Across the health care industry, elective procedures that are the most lucrative for hospitals and providers have all but stopped in the early part of the year due the outbreak. As a result, hospitals and providers have suffered, but insurers have benefitted.

What the pandemic’s impact on premiums will be in 2021 remains an open question. Insurers price in uncertainty — something of which there’s certainly no shortage.

McMahon explained that even as elective treatments slowly pick back up, the overall trajectory remains unclear.

“It’s just hard to predict what’s going to occur, and when— there’s clearly been some deferred costs now— at what rate, and how they come back. Obviously, some of it may not come back at all, but there’s a whole bunch of deferred care that people need to do,” he said.

That’s partly why the company is covering costs for Medicare Advantage members, to restrain costs down the line.
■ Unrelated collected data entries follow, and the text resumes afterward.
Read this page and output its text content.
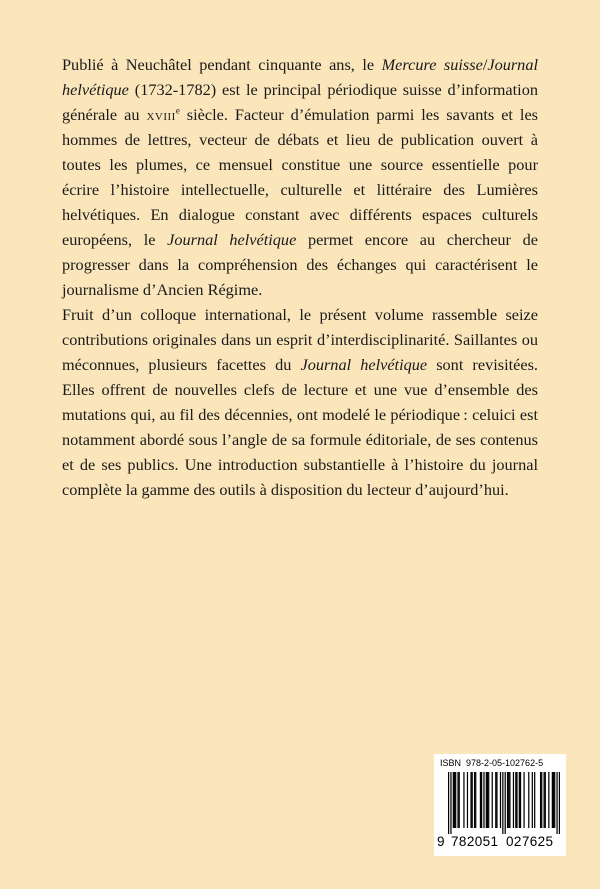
Publié à Neuchâtel pendant cinquante ans, le Mercure suisse/Journal helvétique (1732-1782) est le principal périodique suisse d’information générale au xviii$^e$ siècle. Facteur d’émulation parmi les savants et les hommes de lettres, vecteur de débats et lieu de publication ouvert à toutes les plumes, ce mensuel constitue une source essentielle pour écrire l’histoire intellectuelle, culturelle et littéraire des Lumières helvétiques. En dialogue constant avec différents espaces culturels européens, le Journal helvétique permet encore au chercheur de progresser dans la compréhension des échanges qui caractérisent le journalisme d’Ancien Régime.

Fruit d’un colloque international, le présent volume rassemble seize contributions originales dans un esprit d’interdisciplinarité. Saillantes ou méconnues, plusieurs facettes du Journal helvétique sont revisitées. Elles offrent de nouvelles clefs de lecture et une vue d’ensemble des mutations qui, au fil des décennies, ont modelé le périodique : celuici est notamment abordé sous l’angle de sa formule éditoriale, de ses contenus et de ses publics. Une introduction substantielle à l’histoire du journal complète la gamme des outils à disposition du lecteur d’aujourd’hui.

ISBN 978-2-05-102762-5
9 782051 027625
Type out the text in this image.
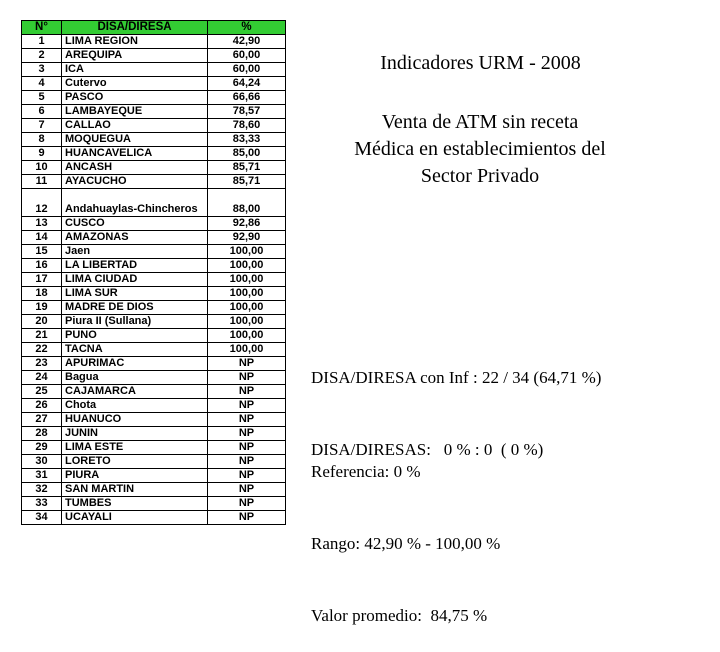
N°	DISA/DIRESA	%
1	LIMA REGION	42,90
2	AREQUIPA	60,00
3	ICA	60,00
4	Cutervo	64,24
5	PASCO	66,66
6	LAMBAYEQUE	78,57
7	CALLAO	78,60
8	MOQUEGUA	83,33
9	HUANCAVELICA	85,00
10	ANCASH	85,71
11	AYACUCHO	85,71
12	Andahuaylas-Chincheros	88,00
13	CUSCO	92,86
14	AMAZONAS	92,90
15	Jaen	100,00
16	LA LIBERTAD	100,00
17	LIMA CIUDAD	100,00
18	LIMA SUR	100,00
19	MADRE DE DIOS	100,00
20	Piura II (Sullana)	100,00
21	PUNO	100,00
22	TACNA	100,00
23	APURIMAC	NP
24	Bagua	NP
25	CAJAMARCA	NP
26	Chota	NP
27	HUANUCO	NP
28	JUNIN	NP
29	LIMA ESTE	NP
30	LORETO	NP
31	PIURA	NP
32	SAN MARTIN	NP
33	TUMBES	NP
34	UCAYALI	NP
Indicadores URM - 2008
Venta de ATM sin receta
Médica en establecimientos del
Sector Privado

DISA/DIRESA con Inf : 22 / 34 (64,71 %)

DISA/DIRESAS:   0 % : 0  ( 0 %)

Referencia: 0 %

Rango: 42,90 % - 100,00 %

Valor promedio:  84,75 %
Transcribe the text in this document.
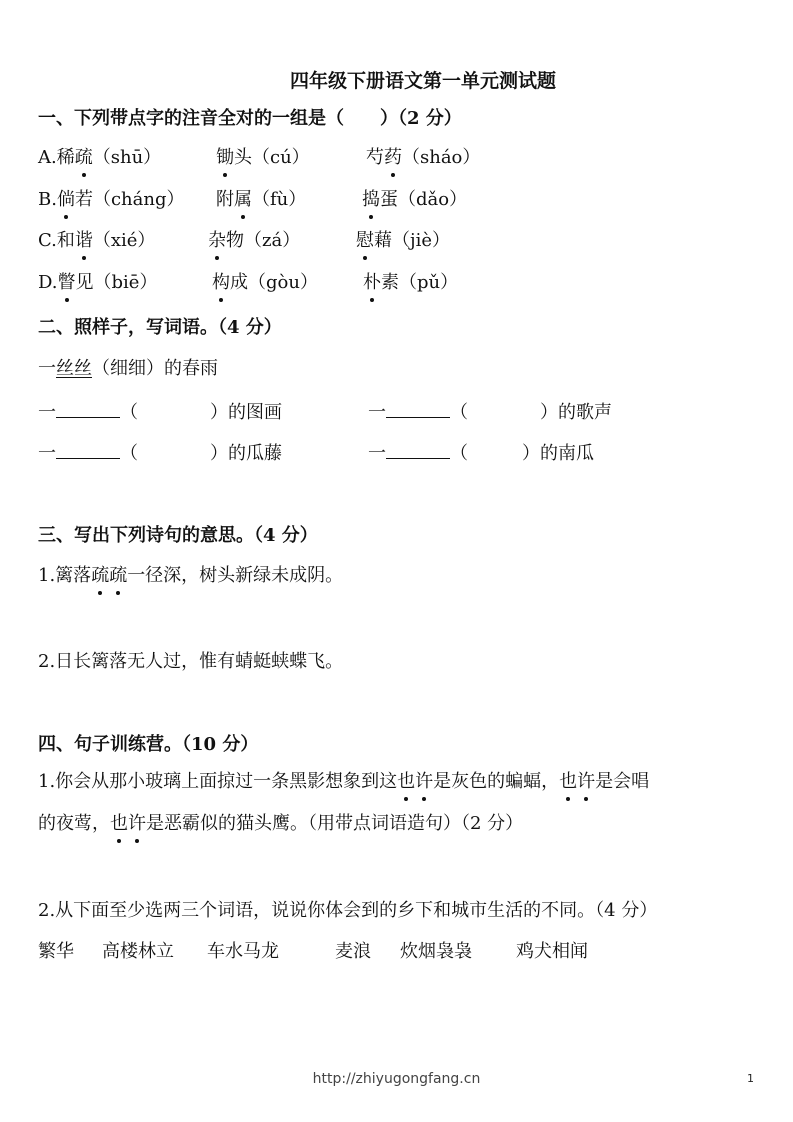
四年级下册语文第一单元测试题
一、下列带点字的注音全对的一组是（　　）（2 分）
A.稀疏（shū）	锄头（cú）	芍药（sháo）
B.倘若（cháng） 附属（fù）	捣蛋（dǎo）
C.和谐（xié）	杂物（zá）	慰藉（jiè）
D.瞥见（biē）	构成（gòu）	朴素（pǔ）
二、照样子，写词语。（4 分）
一丝丝（细细）的春雨
一	（　　　　）的图画	一	（　　　　）的歌声
一	（　　　　）的瓜藤	一	（　　　）的南瓜
三、写出下列诗句的意思。（4 分）
1.篱落疏疏一径深，树头新绿未成阴。
2.日长篱落无人过，惟有蜻蜓蛱蝶飞。
四、句子训练营。（10 分）
1.你会从那小玻璃上面掠过一条黑影想象到这也许是灰色的蝙蝠，也许是会唱
的夜莺，也许是恶霸似的猫头鹰。（用带点词语造句）（2 分）
2.从下面至少选两三个词语，说说你体会到的乡下和城市生活的不同。（4 分）
繁华 高楼林立 车水马龙	麦浪 炊烟袅袅 鸡犬相闻
http://zhiyugongfang.cn	1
UnitedHealthcare is also keeping premiums stable for AARP Medicare Supplement policies, and accelerating funding to states for Medicaid plans. The insurer also plans to expand homeless support programs to include providing non-perishable food and baby formula.

Responding to COVID

United Health has also been investing in COVID-19 related initiatives, like self-swabbing studies, and a $5 million donation to a federally-sponsored program at Mayo Clinic to expand access to experimental plasma treatments.

The plasma from donors who have recovered from COVID-19 will be distributed to hospitalized patients with severe or life-threatening COVID-19 infections, the company said in a statement.

UnitedHealth’s chief medical officer, Dr. Richard Migliori, told Yahoo Finance the company’s focus on the outbreak came from a realization that there are no therapies to treat patients yet.

“Right now, we’re dependent upon a whole bunch of non-pharmacologic interventions like staying at home, like physical separation of people, like masking — and its taken its toll on the economy,” Migliori said.

So the company began to look at what the options are that could use a boost, and help through investments. UnitedHealth wants to help drive adoption of the treatments once proven effective, and create health benefit plan designs that mirror the commitment, the executive said.

“We’ve never had the ability, in this short a period of time, to see American medicine cooperate at this scale to get an answer, and that was exciting to us,” Migliori said.